学生時代の苦い思い出から同性愛者であることを隠し、「もう恋はしない」と決めている奏振一郎(池田匡志)。そんなとき、高校時代の親友で、当時想いを寄せていた相手・真城洸輔(堀夏喜)と再会する。半ば強引に、連絡先を交換させられた奏。積極的に連絡してくる真城を無視する奏だったが……。

※以下ネタバレを含む表現があります。ご注意ください。

物語は、奏が同僚の藍沢すみれ(渡邉美穂)から告白されたところから始まる。もちろん、奏はその想いを受けられるはずもなく、「彼女がいる」と断る。恋はしない、と決めていても、誰かから好意を伝えられるとやはり考えるところがあるようで……雨の中、「ひとりなのだ」ということをかみしめていたところに現れた猫。「おまえもひとりなのか」と語りかけるが、猫はある喫茶店の飼い猫だった。店から抜け出してしまっていただけだったのだ。猫に傘をさしかけてあげていた奏に、飼い主であるマスターは店に寄っていくように促す。そこで再会したのが真城……というわけだ。

どちらかというと控えめで、自分の気持ちを伝えるのがうまくなさそうな奏。それに対して、元気いっぱいで真っすぐな真城。再会するなり、奏は真城に押されっぱなしだ。高校時代に親友だったという話だが、一体何がきっかけで仲良くなったのかが気になるところ。正反対とも言えるふたりだからこそ、再会後のテンションにも差がある。

1話は主に奏の視点で描かれていたが、奏のかつて好きだった人への想いの表現が絶妙。

「連絡先を交換したけど、連絡が来るとは限らない」

「食事に行こうって言っていたけど、社交辞令だよな?」

真城から連絡が来なかったとしても、傷つかないように自分の心に予防線を張る。

いざ、連絡が来るとまた好きになってしまうのが怖くて返信もしないし、電話も出ない。こう書くとめんどくさいタイプだと思われそうだけれど、「ああ、この人は自分の心を守ることに精一杯なんだな」ということがわかる。ここに辿りつくまでにきっとたくさん悩んで苦しんだのだろう。

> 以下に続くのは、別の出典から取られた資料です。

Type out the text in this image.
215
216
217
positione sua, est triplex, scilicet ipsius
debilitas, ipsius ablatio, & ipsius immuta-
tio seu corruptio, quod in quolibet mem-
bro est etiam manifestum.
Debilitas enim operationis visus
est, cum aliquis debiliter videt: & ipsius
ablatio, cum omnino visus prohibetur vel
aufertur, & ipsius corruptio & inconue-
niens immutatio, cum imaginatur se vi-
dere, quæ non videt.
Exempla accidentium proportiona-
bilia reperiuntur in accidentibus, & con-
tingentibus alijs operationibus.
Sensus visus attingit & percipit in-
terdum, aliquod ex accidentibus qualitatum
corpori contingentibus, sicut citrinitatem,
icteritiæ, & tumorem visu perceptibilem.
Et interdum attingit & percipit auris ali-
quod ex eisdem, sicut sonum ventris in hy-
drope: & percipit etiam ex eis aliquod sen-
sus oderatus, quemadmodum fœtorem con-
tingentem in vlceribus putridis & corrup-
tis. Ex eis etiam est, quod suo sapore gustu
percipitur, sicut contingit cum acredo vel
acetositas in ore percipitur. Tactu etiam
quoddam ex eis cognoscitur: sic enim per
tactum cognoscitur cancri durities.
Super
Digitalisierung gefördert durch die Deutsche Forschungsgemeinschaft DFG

そういう人の殻を破るのが真城のような真っすぐなタイプなのだ。連絡がつながらないことから、真城は再会した喫茶店で奏を待ち伏せする。もはや力業だ。

そこで、奏は泣きながら自分が同性愛者であること、高校時代に真城が好きだったこと、そして真城と再会したことでまた好きになりたくないことを泣きながら伝える。奏の泣き方が切なくて、観ていて胸が痛くなる。こんなふうに泣かれたら、好きじゃなかったとしてもその場で心が動いてしまいそう。

そんな奏に対して、真城は自分も奏が好きだと伝える。もちろん、奏はすぐに信じられない。高校時代、真城に彼女がいたことも知っている。自分が言う好きとは違うだろうと言うが、真城は本気のようで……。

一応、奏にとって真城はあくまで「高校生のときに好きだった人」で今は違うという認識のようだ。「また好きになりたくない」と言う時点でもう想いがあふれてしまっているではないかと思うが……。

その想いに気づかせるためにこれから真城ががんばるというところだろうか。今のところ、奏の心がとても傷ついていることが分かり、観ていて切なくなる。ただ、オープニング映像とエンディング映像ではとても幸せそうなふたりが描かれているので、ハッピーな展開になるであろうことを期待したい。

なにせ、タイトルが『雨上がりの僕らについて』だ。1話ではたくさん雨が降っていた。ラストでは雨が上がり、空にかかった虹をふたりで見上げていた。2話からは、雨は降らないのだろうか。